If I go on next year’s Challenge, I would probably swap out the Ultrahike for the Tramplite Pack as I wouldn’t be carrying so much food. I’d take a warmer sleeping base layer top, a windproof smock or jacket and probably a warmer down jacket. Beyond that, my gear wouldn’t be much different.
It was an interesting exercise taking nearly one week’s food on my recent trip. To recap, I took six breakfasts and six evening meals and enough for seven lunches. The total weight including packaging and packing cells/food bag was 5.4kg. I reckon I could cut around 600g from that total and still be OK.
I finished with quite a lot of nuts left over. I carried 620g of Brazils/macademias/almonds plus a 200g packet of salted peanuts and cashews (which I finished) . I think 350g (50g per day) of Brazils/macademias would have been enough (I’d leave out the almonds too). I had some surplus dried fuit, around 150g. The Biltong was great to mix in with breakfast and some evening meals but I could’ve done without it saving 200g or so. Six packets of Biltong was surprisingly bulky as well. Most of the rest of the food I ate completely.
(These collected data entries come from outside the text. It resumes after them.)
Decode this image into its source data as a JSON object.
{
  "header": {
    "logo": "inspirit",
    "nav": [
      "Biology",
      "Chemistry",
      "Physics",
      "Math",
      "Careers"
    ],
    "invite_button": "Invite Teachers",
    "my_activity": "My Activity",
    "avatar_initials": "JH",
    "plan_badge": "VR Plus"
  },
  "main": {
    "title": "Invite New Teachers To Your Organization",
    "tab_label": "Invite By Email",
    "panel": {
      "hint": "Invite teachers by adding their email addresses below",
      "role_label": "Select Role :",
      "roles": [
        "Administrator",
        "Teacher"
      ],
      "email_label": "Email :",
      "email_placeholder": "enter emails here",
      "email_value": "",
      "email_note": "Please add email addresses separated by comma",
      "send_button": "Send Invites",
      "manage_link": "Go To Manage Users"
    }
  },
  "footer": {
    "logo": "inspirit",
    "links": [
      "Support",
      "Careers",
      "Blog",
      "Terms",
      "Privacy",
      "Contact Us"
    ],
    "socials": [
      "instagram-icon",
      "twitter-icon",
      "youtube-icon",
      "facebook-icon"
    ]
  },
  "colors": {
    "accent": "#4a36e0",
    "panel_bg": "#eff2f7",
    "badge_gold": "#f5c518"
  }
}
As a rule of thumb, I think 700-800g is reasonable per day. You could probably get away with a bit less if you were resupplying every 3-4 days and eating in civilization. However, for a wilderness trip of a week, I think the minimum per day you could get away with is about 750g per day. Indeed, if you were going somewhere obscure, you’d probably want to take a bit extra to cater for potential delays.
I really liked having the Summit to Eat Scrambled Eggs with Cheese for breakfast, despite taking a bit longer to prepare and some extra fuel to heat the water. This in combination with a granola bar (and some tea) was quite a satisfying breakfast. For evening meals, I’m happy with a freeze-dried main meal and some dried fruit for dessert (dried dates for four meals and dried mandarins for two).
At lunch time, I didn’t particularly miss sandwich type lunches and a combination of Tracker bars, Tunnock’s caramel wafers, Nakd fruit fars, sesame seed bars, nuts (Brazils, macademias, almonds, cashews, peanuts) and dried fruit (banana chips plus berry mix) kept me going both for lunch and for snacks.
I didn’t tot up calories but I’d be really surprised if my daily intake was enough to compensate for my energy consumption. I had definitely lost weight by the end of the trip, although how much I don’t know as we don’t having any scales at home.